Question

x and u are the midpoints of the legs, \\(\overline{sw}\\) and \\(\overline{tv}\\), of trapezoid stvw. if \\(vw = -7y + 90\\), \\(ux = -2y + 73\\), and \\(st = 10y + 14\\), what is the value of \\(y\\)?

Explanation:

Step1: Recall the midsegment theorem for trapezoids.

The midsegment (or median) of a trapezoid is the segment that connects the midpoints of the legs, and its length is the average of the lengths of the two bases. So, for trapezoid \(STVW\) with bases \(ST\) and \(VW\), and midsegment \(UX\), we have the formula:
\(UX=\frac{ST + VW}{2}\)

Step2: Substitute the given expressions into the formula.

We know \(VW=-7y + 90\), \(UX=-2y + 73\), and \(ST = 10y + 14\).
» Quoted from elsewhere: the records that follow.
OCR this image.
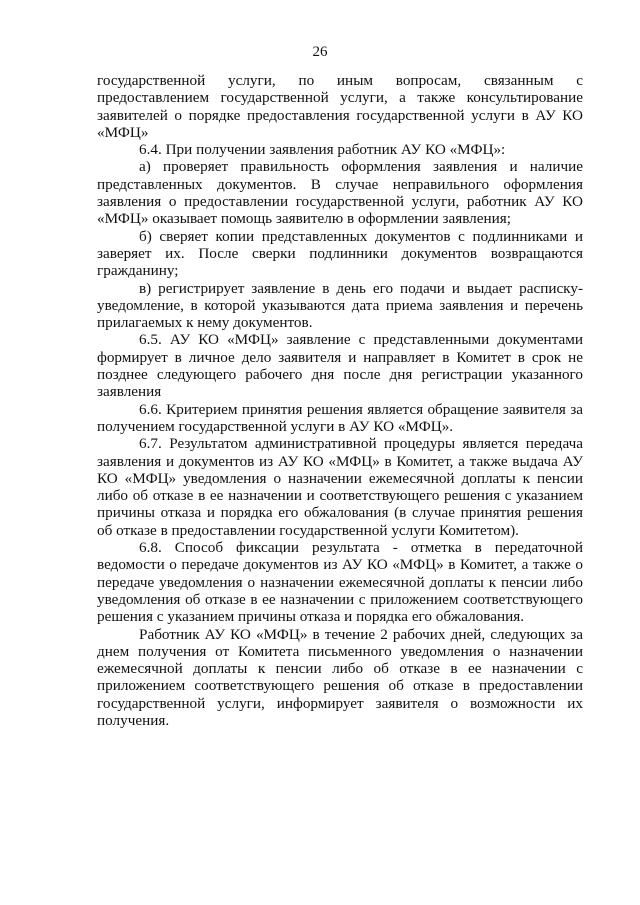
26

государственной услуги, по иным вопросам, связанным с предоставлением государственной услуги, а также консультирование заявителей о порядке предоставления государственной услуги в АУ КО «МФЦ»

6.4. При получении заявления работник АУ КО «МФЦ»:

а) проверяет правильность оформления заявления и наличие представленных документов. В случае неправильного оформления заявления о предоставлении государственной услуги, работник АУ КО «МФЦ» оказывает помощь заявителю в оформлении заявления;

б) сверяет копии представленных документов с подлинниками и заверяет их. После сверки подлинники документов возвращаются гражданину;

в) регистрирует заявление в день его подачи и выдает расписку-уведомление, в которой указываются дата приема заявления и перечень прилагаемых к нему документов.

6.5. АУ КО «МФЦ» заявление с представленными документами формирует в личное дело заявителя и направляет в Комитет в срок не позднее следующего рабочего дня после дня регистрации указанного заявления

6.6. Критерием принятия решения является обращение заявителя за получением государственной услуги в АУ КО «МФЦ».

6.7. Результатом административной процедуры является передача заявления и документов из АУ КО «МФЦ» в Комитет, а также выдача АУ КО «МФЦ» уведомления о назначении ежемесячной доплаты к пенсии либо об отказе в ее назначении и соответствующего решения с указанием причины отказа и порядка его обжалования (в случае принятия решения об отказе в предоставлении государственной услуги Комитетом).

6.8. Способ фиксации результата - отметка в передаточной ведомости о передаче документов из АУ КО «МФЦ» в Комитет, а также о передаче уведомления о назначении ежемесячной доплаты к пенсии либо уведомления об отказе в ее назначении с приложением соответствующего решения с указанием причины отказа и порядка его обжалования.

Работник АУ КО «МФЦ» в течение 2 рабочих дней, следующих за днем получения от Комитета письменного уведомления о назначении ежемесячной доплаты к пенсии либо об отказе в ее назначении с приложением соответствующего решения об отказе в предоставлении государственной услуги, информирует заявителя о возможности их получения.
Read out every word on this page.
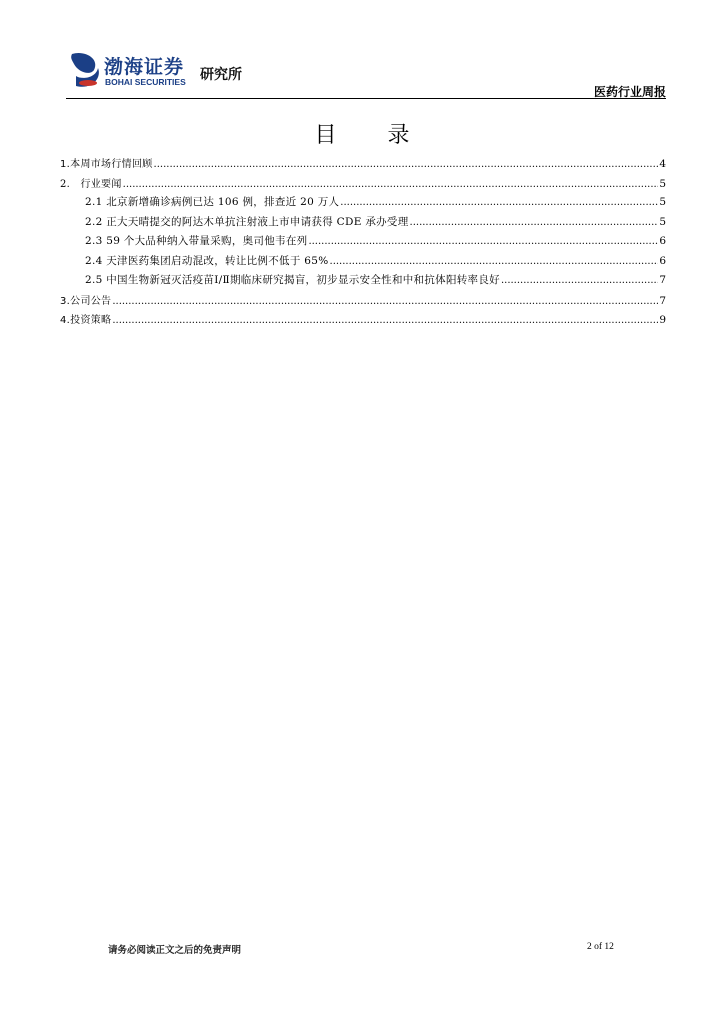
渤海证券
BOHAI SECURITIES 研究所
医药行业周报
目 录
1.本周市场行情回顾 .....	4
2.　行业要闻 .....	5
2.1 北京新增确诊病例已达 106 例，排查近 20 万人 .....	5
2.2 正大天晴提交的阿达木单抗注射液上市申请获得 CDE 承办受理 .....	5
2.3 59 个大品种纳入带量采购，奥司他韦在列 .....	6
2.4 天津医药集团启动混改，转让比例不低于 65% .....	6
2.5 中国生物新冠灭活疫苗Ⅰ/Ⅱ期临床研究揭盲，初步显示安全性和中和抗体阳转率良好 .....	7
3.公司公告 .....	7
4.投资策略 .....	9
请务必阅读正文之后的免责声明	2 of 12
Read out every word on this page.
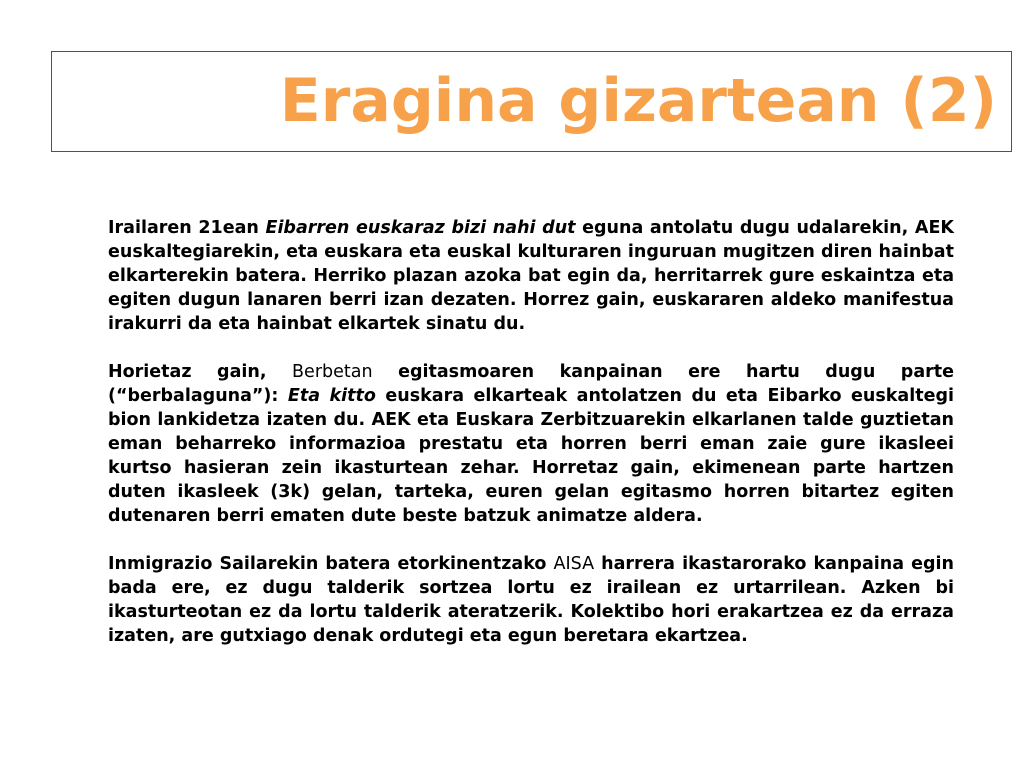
Eragina gizartean (2)

Irailaren 21ean Eibarren euskaraz bizi nahi dut eguna antolatu dugu udalarekin, AEK euskaltegiarekin, eta euskara eta euskal kulturaren inguruan mugitzen diren hainbat elkarterekin batera. Herriko plazan azoka bat egin da, herritarrek gure eskaintza eta egiten dugun lanaren berri izan dezaten. Horrez gain, euskararen aldeko manifestua irakurri da eta hainbat elkartek sinatu du.

Horietaz gain, Berbetan egitasmoaren kanpainan ere hartu dugu parte (“berbalaguna”): Eta kitto euskara elkarteak antolatzen du eta Eibarko euskaltegi bion lankidetza izaten du. AEK eta Euskara Zerbitzuarekin elkarlanen talde guztietan eman beharreko informazioa prestatu eta horren berri eman zaie gure ikasleei kurtso hasieran zein ikasturtean zehar. Horretaz gain, ekimenean parte hartzen duten ikasleek (3k) gelan, tarteka, euren gelan egitasmo horren bitartez egiten dutenaren berri ematen dute beste batzuk animatze aldera.

Inmigrazio Sailarekin batera etorkinentzako AISA harrera ikastarorako kanpaina egin bada ere, ez dugu talderik sortzea lortu ez irailean ez urtarrilean. Azken bi ikasturteotan ez da lortu talderik ateratzerik. Kolektibo hori erakartzea ez da erraza izaten, are gutxiago denak ordutegi eta egun beretara ekartzea.
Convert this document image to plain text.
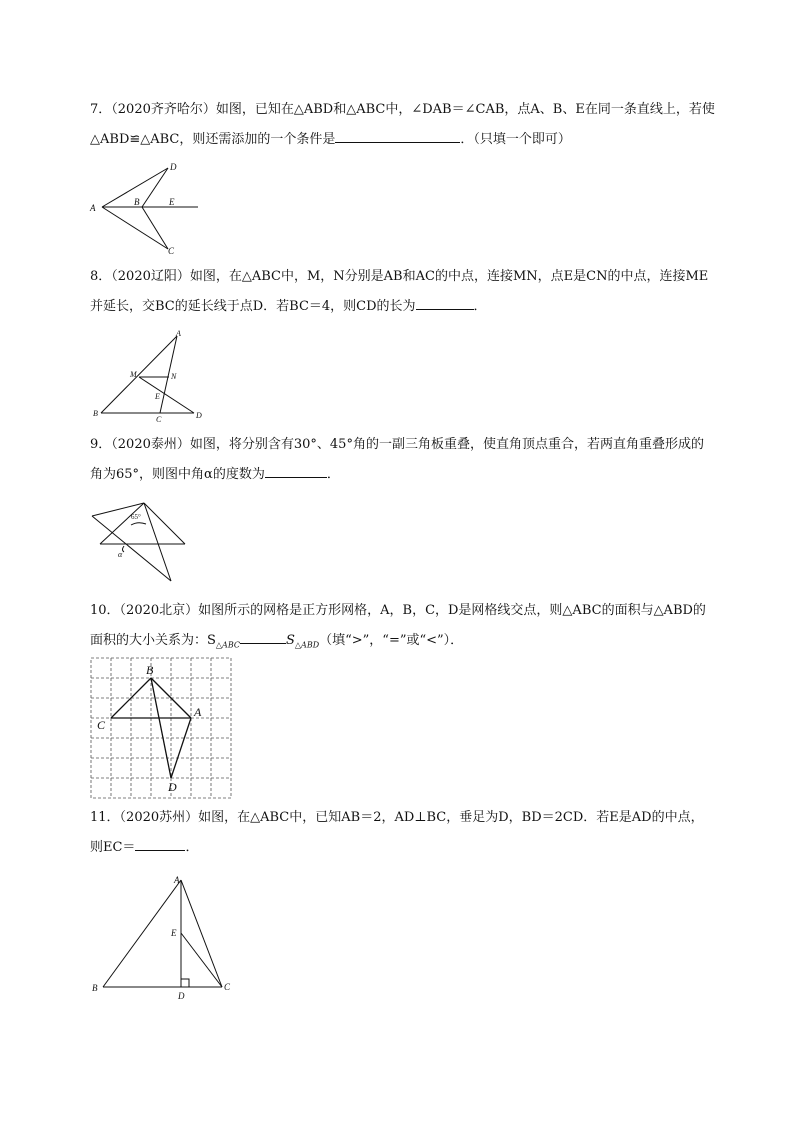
7．（2020齐齐哈尔）如图，已知在△ABD和△ABC中，∠DAB＝∠CAB，点A、B、E在同一条直线上，若使
△ABD≌△ABC，则还需添加的一个条件是	．（只填一个即可）
A
D
B	E
C
8．（2020辽阳）如图，在△ABC中，M，N分别是AB和AC的中点，连接MN，点E是CN的中点，连接ME
并延长，交BC的延长线于点D．若BC＝4，则CD的长为	．
A
M	N
E
B
C	D
9．（2020泰州）如图，将分别含有30°、45°角的一副三角板重叠，使直角顶点重合，若两直角重叠形成的
角为65°，则图中角α的度数为	．
65°
α
10．（2020北京）如图所示的网格是正方形网格，A，B，C，D是网格线交点，则△ABC的面积与△ABD的
面积的大小关系为：$S_{\triangle ABC}$	$S_{\triangle ABD}$（填“>”，“=”或“<”）．
B
A
C
D
11．（2020苏州）如图，在△ABC中，已知AB＝2，AD⊥BC，垂足为D，BD＝2CD．若E是AD的中点，
则EC＝	．
A
E
B
D
C
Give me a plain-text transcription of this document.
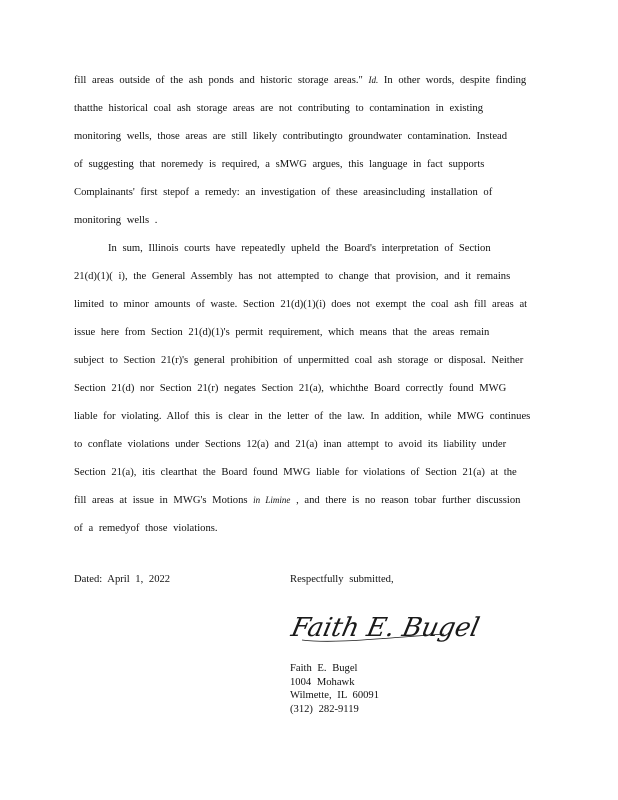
fill areas outside of the ash ponds and historic storage areas." Id. In other words, despite finding
thatthe historical coal ash storage areas are not contributing to contamination in existing
monitoring wells, those areas are still likely contributingto groundwater contamination. Instead
of suggesting that noremedy is required, a sMWG argues, this language in fact supports
Complainants' first stepof a remedy: an investigation of these areasincluding installation of
monitoring wells .
In sum, Illinois courts have repeatedly upheld the Board's interpretation of Section
21(d)(1)( i), the General Assembly has not attempted to change that provision, and it remains
limited to minor amounts of waste. Section 21(d)(1)(i) does not exempt the coal ash fill areas at
issue here from Section 21(d)(1)'s permit requirement, which means that the areas remain
subject to Section 21(r)'s general prohibition of unpermitted coal ash storage or disposal. Neither
Section 21(d) nor Section 21(r) negates Section 21(a), whichthe Board correctly found MWG
liable for violating. Allof this is clear in the letter of the law. In addition, while MWG continues
to conflate violations under Sections 12(a) and 21(a) inan attempt to avoid its liability under
Section 21(a), itis clearthat the Board found MWG liable for violations of Section 21(a) at the
fill areas at issue in MWG's Motions in Limine , and there is no reason tobar further discussion
of a remedyof those violations.
Dated: April 1, 2022	Respectfully submitted,
Faith E. Bugel
Faith E. Bugel
1004 Mohawk
Wilmette, IL 60091
(312) 282-9119
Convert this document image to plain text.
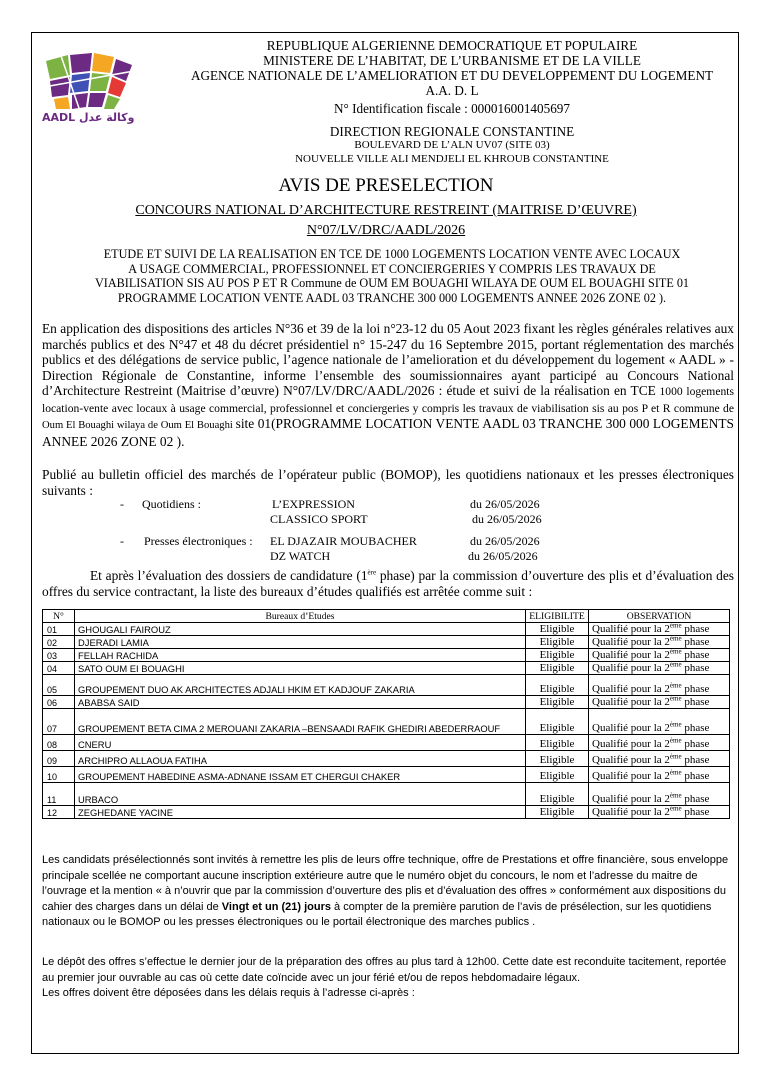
AADL وكالة عدل
REPUBLIQUE ALGERIENNE DEMOCRATIQUE ET POPULAIRE
MINISTERE DE L’HABITAT, DE L’URBANISME ET DE LA VILLE
AGENCE NATIONALE DE L’AMELIORATION ET DU DEVELOPPEMENT DU LOGEMENT
A.A. D. L
N° Identification fiscale : 000016001405697
DIRECTION REGIONALE CONSTANTINE
BOULEVARD DE L’ALN UV07 (SITE 03)
NOUVELLE VILLE ALI MENDJELI EL KHROUB CONSTANTINE
AVIS DE PRESELECTION
CONCOURS NATIONAL D’ARCHITECTURE RESTREINT (MAITRISE D’ŒUVRE)
N°07/LV/DRC/AADL/2026
ETUDE ET SUIVI DE LA REALISATION EN TCE DE 1000 LOGEMENTS LOCATION VENTE AVEC LOCAUX
A USAGE COMMERCIAL, PROFESSIONNEL ET CONCIERGERIES Y COMPRIS LES TRAVAUX DE
VIABILISATION SIS AU POS P ET R Commune de OUM EM BOUAGHI WILAYA DE OUM EL BOUAGHI SITE 01
PROGRAMME LOCATION VENTE AADL 03 TRANCHE 300 000 LOGEMENTS ANNEE 2026 ZONE 02 ).
En application des dispositions des articles N°36 et 39 de la loi n°23-12 du 05 Aout 2023 fixant les règles générales relatives aux marchés publics et des N°47 et 48 du décret présidentiel n° 15-247 du 16 Septembre 2015, portant réglementation des marchés publics et des délégations de service public, l’agence nationale de l’amelioration et du développement du logement « AADL » - Direction Régionale de Constantine, informe l’ensemble des soumissionnaires ayant participé au Concours National d’Architecture Restreint (Maitrise d’œuvre) N°07/LV/DRC/AADL/2026 : étude et suivi de la réalisation en TCE 1000 logements location-vente avec locaux à usage commercial, professionnel et conciergeries y compris les travaux de viabilisation sis au pos P et R commune de Oum El Bouaghi wilaya de Oum El Bouaghi site 01(PROGRAMME LOCATION VENTE AADL 03 TRANCHE 300 000 LOGEMENTS ANNEE 2026 ZONE 02 ).
Publié au bulletin officiel des marchés de l’opérateur public (BOMOP), les quotidiens nationaux et les presses électroniques suivants :
- Quotidiens :	L’EXPRESSION	du 26/05/2026
CLASSICO SPORT	du 26/05/2026
- Presses électroniques : EL DJAZAIR MOUBACHER	du 26/05/2026
DZ WATCH	du 26/05/2026
Et après l’évaluation des dossiers de candidature (1ère phase) par la commission d’ouverture des plis et d’évaluation des offres du service contractant, la liste des bureaux d’études qualifiés est arrêtée comme suit :
N°	Bureaux d’Etudes	ELIGIBILITE	OBSERVATION
01	GHOUGALI FAIROUZ	Eligible	Qualifié pour la 2ème phase
02	DJERADI LAMIA	Eligible	Qualifié pour la 2ème phase
03	FELLAH RACHIDA	Eligible	Qualifié pour la 2ème phase
04	SATO OUM EI BOUAGHI	Eligible	Qualifié pour la 2ème phase
05	GROUPEMENT DUO AK ARCHITECTES ADJALI HKIM ET KADJOUF ZAKARIA	Eligible	Qualifié pour la 2ème phase
06	ABABSA SAID	Eligible	Qualifié pour la 2ème phase
07	GROUPEMENT BETA CIMA 2 MEROUANI ZAKARIA –BENSAADI RAFIK GHEDIRI ABEDERRAOUF	Eligible	Qualifié pour la 2ème phase
08	CNERU	Eligible	Qualifié pour la 2ème phase
09	ARCHIPRO ALLAOUA FATIHA	Eligible	Qualifié pour la 2ème phase
10	GROUPEMENT HABEDINE ASMA-ADNANE ISSAM ET CHERGUI CHAKER	Eligible	Qualifié pour la 2ème phase
11	URBACO	Eligible	Qualifié pour la 2ème phase
12	ZEGHEDANE YACINE	Eligible	Qualifié pour la 2ème phase
Les candidats présélectionnés sont invités à remettre les plis de leurs offre technique, offre de Prestations et offre financière, sous enveloppe principale scellée ne comportant aucune inscription extérieure autre que le numéro objet du concours, le nom et l’adresse du maitre de l’ouvrage et la mention « à n’ouvrir que par la commission d’ouverture des plis et d’évaluation des offres » conformément aux dispositions du cahier des charges dans un délai de Vingt et un (21) jours à compter de la première parution de l’avis de présélection, sur les quotidiens nationaux ou le BOMOP ou les presses électroniques ou le portail électronique des marches publics .
Le dépôt des offres s’effectue le dernier jour de la préparation des offres au plus tard à 12h00. Cette date est reconduite tacitement, reportée au premier jour ouvrable au cas où cette date coïncide avec un jour férié et/ou de repos hebdomadaire légaux.
Les offres doivent être déposées dans les délais requis à l’adresse ci-après :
Substituting these into the midsegment formula:
\(-2y + 73=\frac{(10y + 14)+(-7y + 90)}{2}\)

Step3: Simplify the right-hand side.

First, combine like terms in the numerator:
\((10y + 14)+(-7y + 90)=10y-7y + 14 + 90 = 3y + 104\)
So the equation becomes:
\(-2y + 73=\frac{3y + 104}{2}\)

Step4: Eliminate the fraction by multiplying both sides by 2.

\(2(-2y + 73)=3y + 104\)
Simplify the left-hand side:
\(-4y + 146 = 3y + 104\)

Step5: Solve for \(y\) by moving all \(y\)-terms to one side and constants to the other.

Add \(4y\) to both sides:
\(146 = 7y + 104\)
Subtract 104 from both sides:
\(146 - 104 = 7y\)
\(42 = 7y\)

Step6: Divide both sides by 7.

\(y=\frac{42}{7}=6\)

Answer:

\(y = 6\)